Die 38-jährige Japanerin Marie Kondo hat einen weltweiten Aufräum-Boom ausgelöst.
Die 38-jährige Japanerin Marie Kondo hat einen weltweiten Aufräum-Boom ausgelöst.
Seth Wenig/AP/dpa

Ihr Name ist Synonym für «ausmisten». Doch Marie Kondo räumt nicht nur mit materiellen Habseligkeiten auf, auch in der Seele soll für Ordnung gesorgt werden. Wie bewahren wir sie in einer Zeit der Krisen und des sich stapelnden Abfalls?

fts

Marie Kondo, geboren 1984 in Tokio, ist eine Aufräumexpertin.

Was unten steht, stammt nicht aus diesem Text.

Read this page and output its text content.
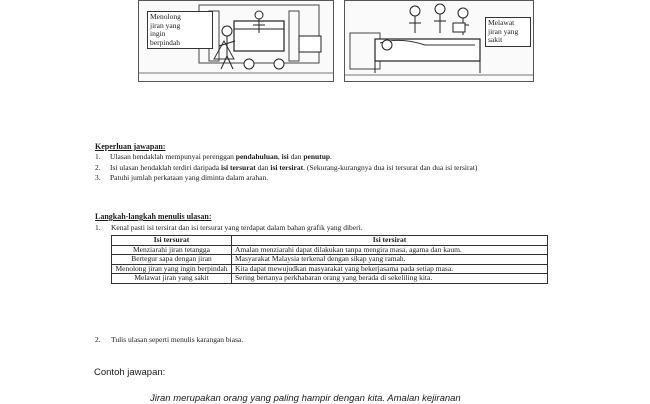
Menolong
jiran yang
ingin
berpindah
Melawat
jiran yang
sakit
Keperluan jawapan:
1. Ulasan hendaklah mempunyai perenggan pendahuluan, isi dan penutup.
2. Isi ulasan hendaklah terdiri daripada isi tersurat dan isi tersirat. (Sekurang-kurangnya dua isi tersurat dan dua isi tersirat)
3. Patuhi jumlah perkataan yang diminta dalam arahan.
Langkah-langkah menulis ulasan:
1. Kenal pasti isi tersirat dan isi tersurat yang terdapat dalam bahan grafik yang diberi.
Isi tersurat	Isi tersirat
Menziarahi jiran tetangga	Amalan menziarahi dapat dilakukan tanpa mengira masa, agama dan kaum.
Bertegur sapa dengan jiran	Masyarakat Malaysia terkenal dengan sikap yang ramah.
Menolong jiran yang ingin berpindah	Kita dapat mewujudkan masyarakat yang bekerjasama pada setiap masa.
Melawat jiran yang sakit	Sering bertanya perkhabaran orang yang berada di sekeliling kita.
2. Tulis ulasan seperti menulis karangan biasa.
Contoh jawapan:
Jiran merupakan orang yang paling hampir dengan kita. Amalan kejiranan
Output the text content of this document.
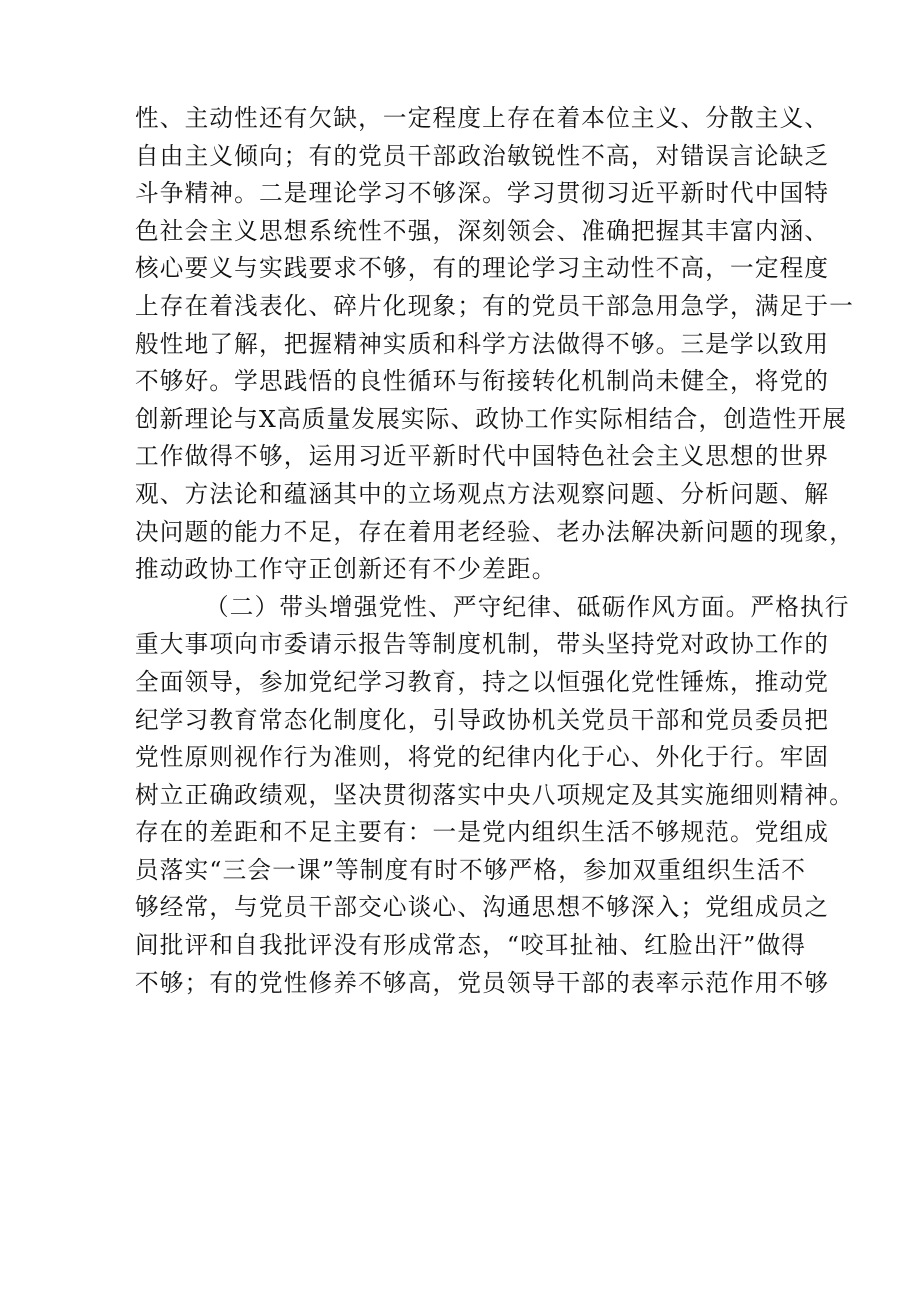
性、主动性还有欠缺，一定程度上存在着本位主义、分散主义、
自由主义倾向；有的党员干部政治敏锐性不高，对错误言论缺乏
斗争精神。二是理论学习不够深。学习贯彻习近平新时代中国特
色社会主义思想系统性不强，深刻领会、准确把握其丰富内涵、
核心要义与实践要求不够，有的理论学习主动性不高，一定程度
上存在着浅表化、碎片化现象；有的党员干部急用急学，满足于一
般性地了解，把握精神实质和科学方法做得不够。三是学以致用
不够好。学思践悟的良性循环与衔接转化机制尚未健全，将党的
创新理论与X高质量发展实际、政协工作实际相结合，创造性开展
工作做得不够，运用习近平新时代中国特色社会主义思想的世界
观、方法论和蕴涵其中的立场观点方法观察问题、分析问题、解
决问题的能力不足，存在着用老经验、老办法解决新问题的现象，
推动政协工作守正创新还有不少差距。
（二）带头增强党性、严守纪律、砥砺作风方面。严格执行
重大事项向市委请示报告等制度机制，带头坚持党对政协工作的
全面领导，参加党纪学习教育，持之以恒强化党性锤炼，推动党
纪学习教育常态化制度化，引导政协机关党员干部和党员委员把
党性原则视作行为准则，将党的纪律内化于心、外化于行。牢固
树立正确政绩观，坚决贯彻落实中央八项规定及其实施细则精神。
存在的差距和不足主要有：一是党内组织生活不够规范。党组成
员落实“三会一课”等制度有时不够严格，参加双重组织生活不
够经常，与党员干部交心谈心、沟通思想不够深入；党组成员之
间批评和自我批评没有形成常态，“咬耳扯袖、红脸出汗”做得
不够；有的党性修养不够高，党员领导干部的表率示范作用不够
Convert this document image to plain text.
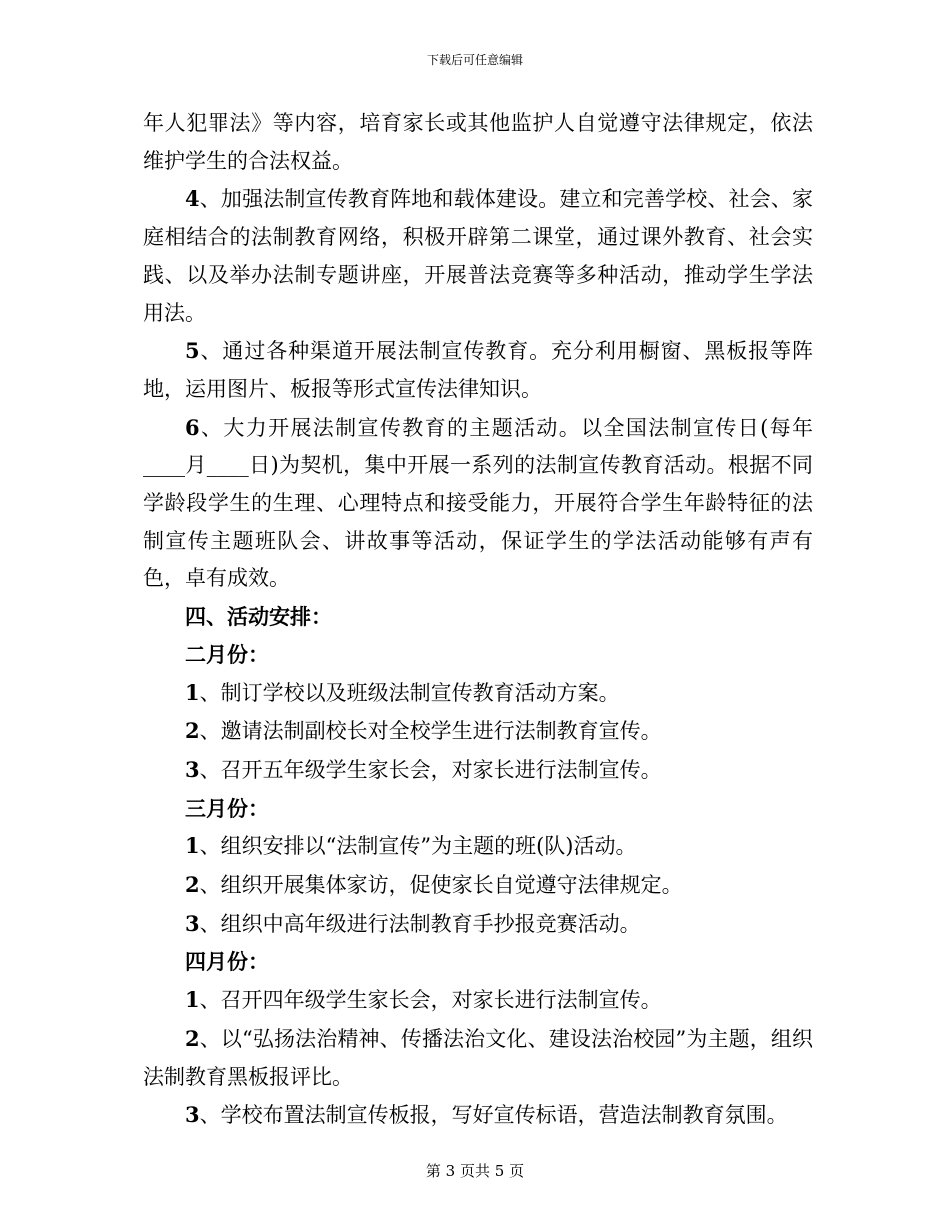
下载后可任意编辑

年人犯罪法》等内容，培育家长或其他监护人自觉遵守法律规定，依法维护学生的合法权益。

4、加强法制宣传教育阵地和载体建设。建立和完善学校、社会、家庭相结合的法制教育网络，积极开辟第二课堂，通过课外教育、社会实践、以及举办法制专题讲座，开展普法竞赛等多种活动，推动学生学法用法。

5、通过各种渠道开展法制宣传教育。充分利用橱窗、黑板报等阵地，运用图片、板报等形式宣传法律知识。

6、大力开展法制宣传教育的主题活动。以全国法制宣传日(每年____月____日)为契机，集中开展一系列的法制宣传教育活动。根据不同学龄段学生的生理、心理特点和接受能力，开展符合学生年龄特征的法制宣传主题班队会、讲故事等活动，保证学生的学法活动能够有声有色，卓有成效。

四、活动安排：

二月份：

1、制订学校以及班级法制宣传教育活动方案。

2、邀请法制副校长对全校学生进行法制教育宣传。

3、召开五年级学生家长会，对家长进行法制宣传。

三月份：

1、组织安排以“法制宣传”为主题的班(队)活动。

2、组织开展集体家访，促使家长自觉遵守法律规定。

3、组织中高年级进行法制教育手抄报竞赛活动。

四月份：

1、召开四年级学生家长会，对家长进行法制宣传。

2、以“弘扬法治精神、传播法治文化、建设法治校园”为主题，组织法制教育黑板报评比。

3、学校布置法制宣传板报，写好宣传标语，营造法制教育氛围。

第 3 页共 5 页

Ihre Bücher übers Ordnungschaffen wurden in mehr als 25 Sprachen übersetzt und weltweit millionenfach verkauft. Auf Netflix ist Kondo in mehreren Formaten dabei zu sehen, wie sie das Durcheinander ihrer Kunden beseitigt.

Mittlerweile hat sich Kondo auch übers Aufräumen hinaus zur Marke gemacht. Auf Ihrem Onlineshop verkauft sie etwa Wellnessartikel und Wohnaccessoires. In ihrem neuen Buch erklärt sie, wie man seinen Tag aufräumt, gliedert und mit kleinen Ritualen auch da Ordnung schafft, wo niemand das Chaos sieht: in der Seele.

Im Interview mit dem «Spiegel» erzählt die 38-Jährige, wie uns das stets steigende Chaos in der heutigen Welt beeinflusst – und ob es sie, deren Nachname als Verb für «aufräumen» verwendet wird, zur Verzweiflung führt.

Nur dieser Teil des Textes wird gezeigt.